Boonquoi {8, slot} Ha Tom, Jazzy new journalism, daar zie ik wel wat in

Achtste en laatste aflevering van de correspondentie tussen Tom Van Imschoot en Matthijs de Ridder, over de betekenis van het werk van Louis Paul Boon voor de hedendaagse literatuur. N.a.v. 100 jaar Boon. Uit nY #13 (2012). Reageren kan onder elke brief.

Ha Tom,

Jazzy new journalism, daar zie ik wel wat in. Zonder symfonisch te worden, uiteraard. Maar het liefst ook zonder melancholisch te worden. Die melancholie was namelijk hetgeen Boon het meest aantrok in de jazz. Het hielp natuurlijk wel dat de goegemeente bleef zweren bij ‘bach en beethoven’. Alleen al het verwerken van jazz in een literaire tekst kon gelden als een halve provocatie, maar tegelijkertijd was Boon niet écht geïnteresseerd in de ontwrichtende jazzvorm. Niet genoeg althans om de volgende stap in de evolutie van de jazz te omarmen. In Nederland zie je de nog piepjonge Vijftigers eind jaren veertig al reikhalzend uitkijken naar iets stevigers dan de swing. Die muziek droeg misschien nog steeds niet de goedkeuring van hun ouders weg, maar echt boos kreeg je ze er ook niet meer mee. Dat kwam onder andere doordat de swing de muziek van de bevrijding was. Ellington, Basie en Calloway kwamen met de Amerikanen het bevrijde land binnen en werden zo de wat onwennige soundtrack van het herboren en ditmaal heldhaftige Nederland. Dat was een mythe waar mensen als Lucebert, Kouwenaar en Campert het al snel erg moeilijk mee kregen. En hoewel er iets intrinsiek opstandigs in de syncopische swing zat, smeekten ze haast hardop om een bijtender incarnatie van de jazz. Die gebeden werden eind jaren veertig, begin jaren vijftig verhoord toen de eerste platen van Charlie Parker aankwamen in Europa.

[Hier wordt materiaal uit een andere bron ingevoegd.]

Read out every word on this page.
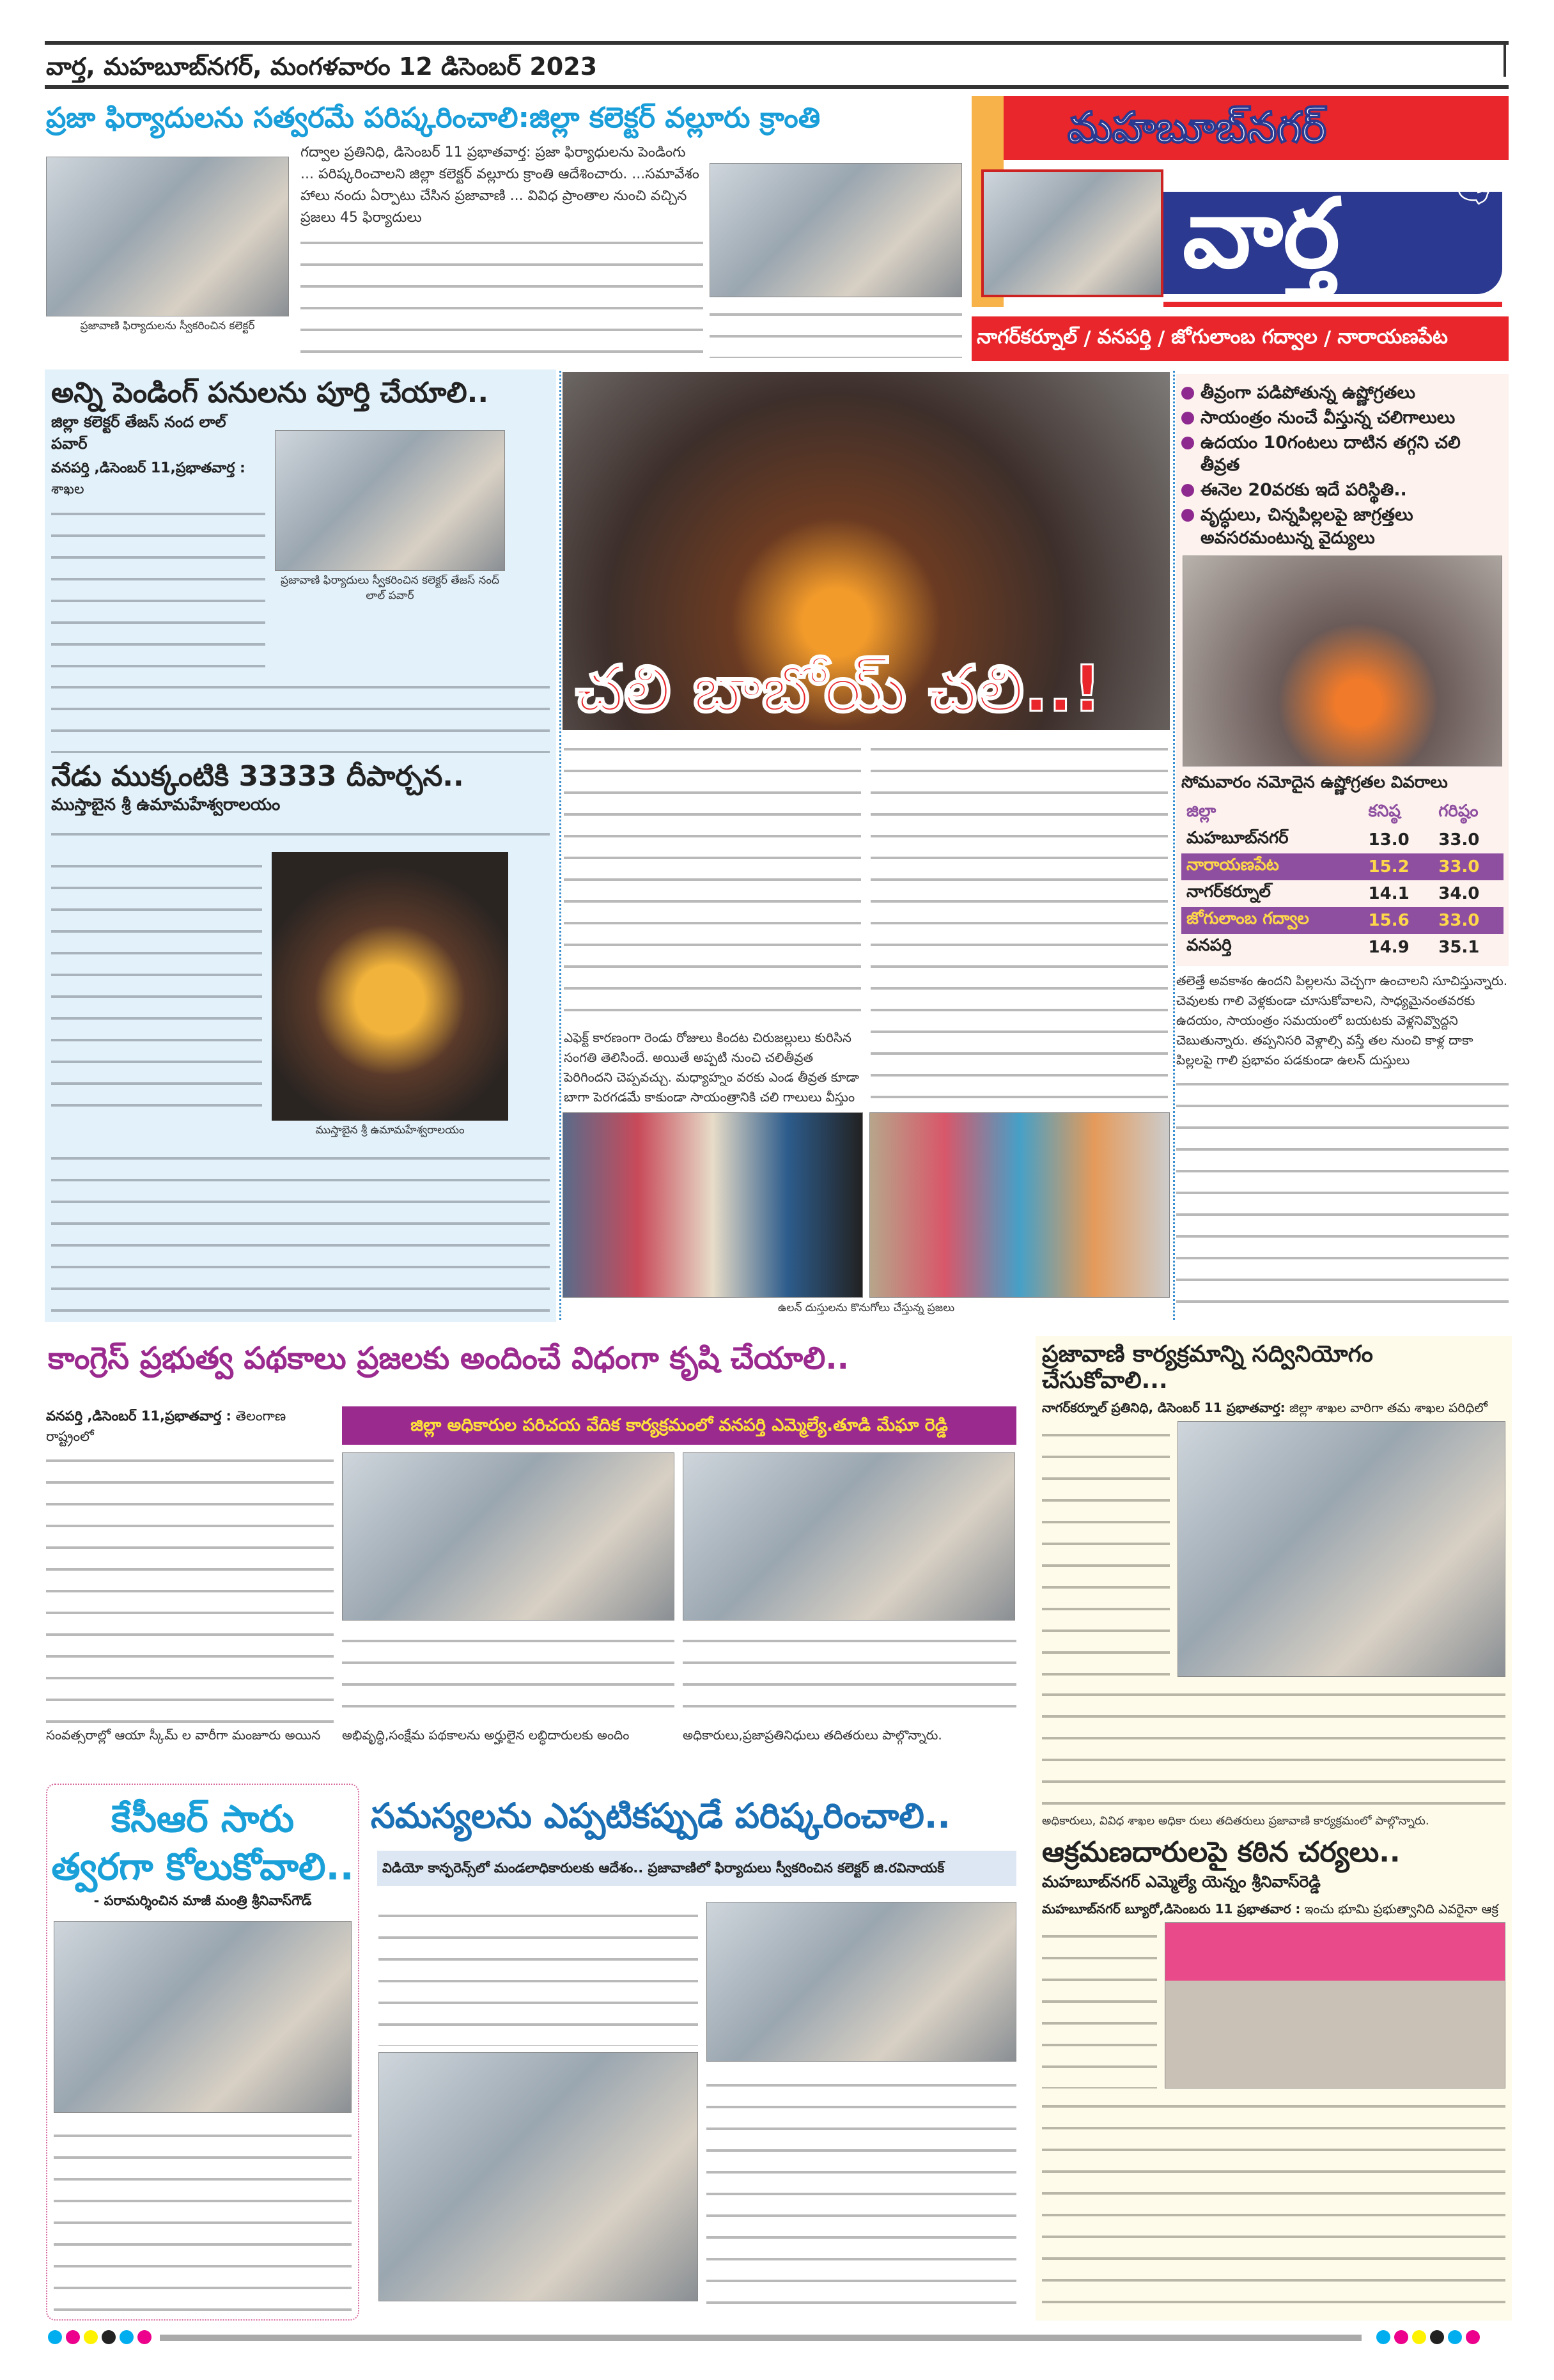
వార్త, మహబూబ్‌నగర్, మంగళవారం 12 డిసెంబర్ 2023
ప్రజా ఫిర్యాదులను సత్వరమే పరిష్కరించాలి:జిల్లా కలెక్టర్ వల్లూరు క్రాంతి
ప్రజావాణి ఫిర్యాదులను స్వీకరించిన కలెక్టర్
గద్వాల ప్రతినిధి, డిసెంబర్ 11 ప్రభాతవార్త: ప్రజా ఫిర్యాధులను పెండింగు ... పరిష్కరించాలని జిల్లా కలెక్టర్ వల్లూరు క్రాంతి ఆదేశించారు. ...సమావేశం హాలు నందు ఏర్పాటు చేసిన ప్రజావాణి ... వివిధ ప్రాంతాల నుంచి వచ్చిన ప్రజలు 45 ఫిర్యాదులు
మహబూబ్‌నగర్
వార్త	🕊
నాగర్‌కర్నూల్ / వనపర్తి / జోగులాంబ గద్వాల / నారాయణపేట
అన్ని పెండింగ్ పనులను పూర్తి చేయాలి..
జిల్లా కలెక్టర్ తేజస్ నంద లాల్ పవార్
వనపర్తి ,డిసెంబర్ 11,ప్రభాతవార్త : శాఖల
ప్రజావాణి ఫిర్యాదులు స్వీకరించిన కలెక్టర్ తేజస్ నంద్ లాల్ పవార్
నేడు ముక్కంటికి 33333 దీపార్చన..
ముస్తాబైన శ్రీ ఉమామహేశ్వరాలయం
ముస్తాబైన శ్రీ ఉమామహేశ్వరాలయం
చలి బాబోయ్ చలి..!
ఎఫెక్ట్ కారణంగా రెండు రోజులు కిందట చిరుజల్లులు కురిసిన సంగతి తెలిసిందే. అయితే అప్పటి నుంచి చలితీవ్రత పెరిగిందని చెప్పవచ్చు. మధ్యాహ్నం వరకు ఎండ తీవ్రత కూడా బాగా పెరగడమే కాకుండా సాయంత్రానికి చలి గాలులు వీస్తుం
ఉలన్ దుస్తులను కొనుగోలు చేస్తున్న ప్రజలు
తీవ్రంగా పడిపోతున్న ఉష్ణోగ్రతలు
సాయంత్రం నుంచే వీస్తున్న చలిగాలులు
ఉదయం 10గంటలు దాటిన తగ్గని చలి తీవ్రత
ఈనెల 20వరకు ఇదే పరిస్థితి..
వృద్ధులు, చిన్నపిల్లలపై జాగ్రత్తలు అవసరమంటున్న వైద్యులు
సోమవారం నమోదైన ఉష్ణోగ్రతల వివరాలు
జిల్లా	కనిష్ఠ	గరిష్ఠం
మహబూబ్‌నగర్	13.0	33.0
నారాయణపేట	15.2	33.0
నాగర్‌కర్నూల్	14.1	34.0
జోగులాంబ గద్వాల	15.6	33.0
వనపర్తి	14.9	35.1
తలెత్తే అవకాశం ఉందని పిల్లలను వెచ్చగా ఉంచాలని సూచిస్తున్నారు. చెవులకు గాలి వెళ్లకుండా చూసుకోవాలని, సాధ్యమైనంతవరకు ఉదయం, సాయంత్రం సమయంలో బయటకు వెళ్లనివ్వొద్దని చెబుతున్నారు. తప్పనిసరి వెళ్లాల్సి వస్తే తల నుంచి కాళ్ల దాకా పిల్లలపై గాలి ప్రభావం పడకుండా ఉలన్ దుస్తులు
కాంగ్రెస్ ప్రభుత్వ పథకాలు ప్రజలకు అందించే విధంగా కృషి చేయాలి..
వనపర్తి ,డిసెంబర్ 11,ప్రభాతవార్త : తెలంగాణ రాష్ట్రంలో
సంవత్సరాల్లో ఆయా స్కీమ్ ల వారీగా మంజూరు అయిన
జిల్లా అధికారుల పరిచయ వేదిక కార్యక్రమంలో వనపర్తి ఎమ్మెల్యే.తూడి మేఘా రెడ్డి
అభివృద్ధి,సంక్షేమ పథకాలను అర్హులైన లబ్ధిదారులకు అందిం	అధికారులు,ప్రజాప్రతినిధులు తదితరులు పాల్గొన్నారు.
ప్రజావాణి కార్యక్రమాన్ని సద్వినియోగం చేసుకోవాలి...
నాగర్‌కర్నూల్ ప్రతినిధి, డిసెంబర్ 11 ప్రభాతవార్త: జిల్లా శాఖల వారిగా తమ శాఖల పరిధిలో
అధికారులు, వివిధ శాఖల అధికా రులు తదితరులు ప్రజావాణి కార్యక్రమంలో పాల్గొన్నారు.
ఆక్రమణదారులపై కఠిన చర్యలు..
మహబూబ్‌నగర్ ఎమ్మెల్యే యెన్నం శ్రీనివాస్‌రెడ్డి
మహబూబ్‌నగర్ బ్యూరో,డిసెంబరు 11 ప్రభాతవార : ఇంచు భూమి ప్రభుత్వానిది ఎవరైనా ఆక్ర
కేసీఆర్ సారు
త్వరగా కోలుకోవాలి..
- పరామర్శించిన మాజీ మంత్రి శ్రీనివాస్‌గౌడ్
సమస్యలను ఎప్పటికప్పుడే పరిష్కరించాలి..
విడియో కాన్ఫరెన్స్‌లో మండలాధికారులకు ఆదేశం.. ప్రజావాణిలో ఫిర్యాదులు స్వీకరించిన కలెక్టర్ జి.రవినాయక్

Boon is op dat moment volop aan het werk aan De Kapellekensbaan, een boek dat in zijn constructie misschien nog wel jazzier is dan Mijn kleine oorlog. Er komt bovendien nog één duidelijke verwijzing naar de jazz voor in dat boek: ‘Blues for Yesterday’. In dat hoofdstukje lijkt de jazz een vernietigende werking te hebben op Boons roman en misschien wel op de roman in het algemeen. Boontjes vrienden-annex-helden hebben hun levenslust verloren en ook de schrijver zelf zakt de moed in de schoenen, als blijkt dat niemand zijn boek nog meeleest. De hele constructie lijkt op het ritme van de jazz in elkaar te storten.

Toch?

Maar ook dit lijkt me eerder een projectie van wat wij inmiddels onder jazz verstaan. Charlie Parker en Dizzy Gillespie waren in 1952, toen Boon dit hoofdstukje schreef, ook in Europa bekend geworden en behalve met de opgepoetste swing van de Boswell Sisters en de Chicago/New Orleans-stijl van Louis Armstrong had Boon dus ook kennis gemaakt met de bebop. Maar dat had geen herkenning opgeleverd. Boon zag zijn eigen springerige schriftuur niet weerspiegeld in de frenetieke muziek van Bird en Diz. Zoveel valt althans te vermoeden. Want in plaats dat Boon op het ritme van de bebop de destructieve kracht van de muziek uitbuit, legt hij de nadruk in ‘Blues for Yesterday’ louter op de melancholie, treffend geïllustreerd door mossieu colson van tministerie die zijn nieuwe aanwinst laat horen: ‘louis armstrong zingt: blues for yesterday’. Nogmaals Armstrong dus. En nu ontbreekt eigenlijk elk spoor van opstandigheid. Deze keer refereert Armstrongs jazz alleen nog maar aan de kapotte tijd omdat hij de vrienden van de Kapellekensbaan meevoert naar de herinnering aan harmonischer tijden.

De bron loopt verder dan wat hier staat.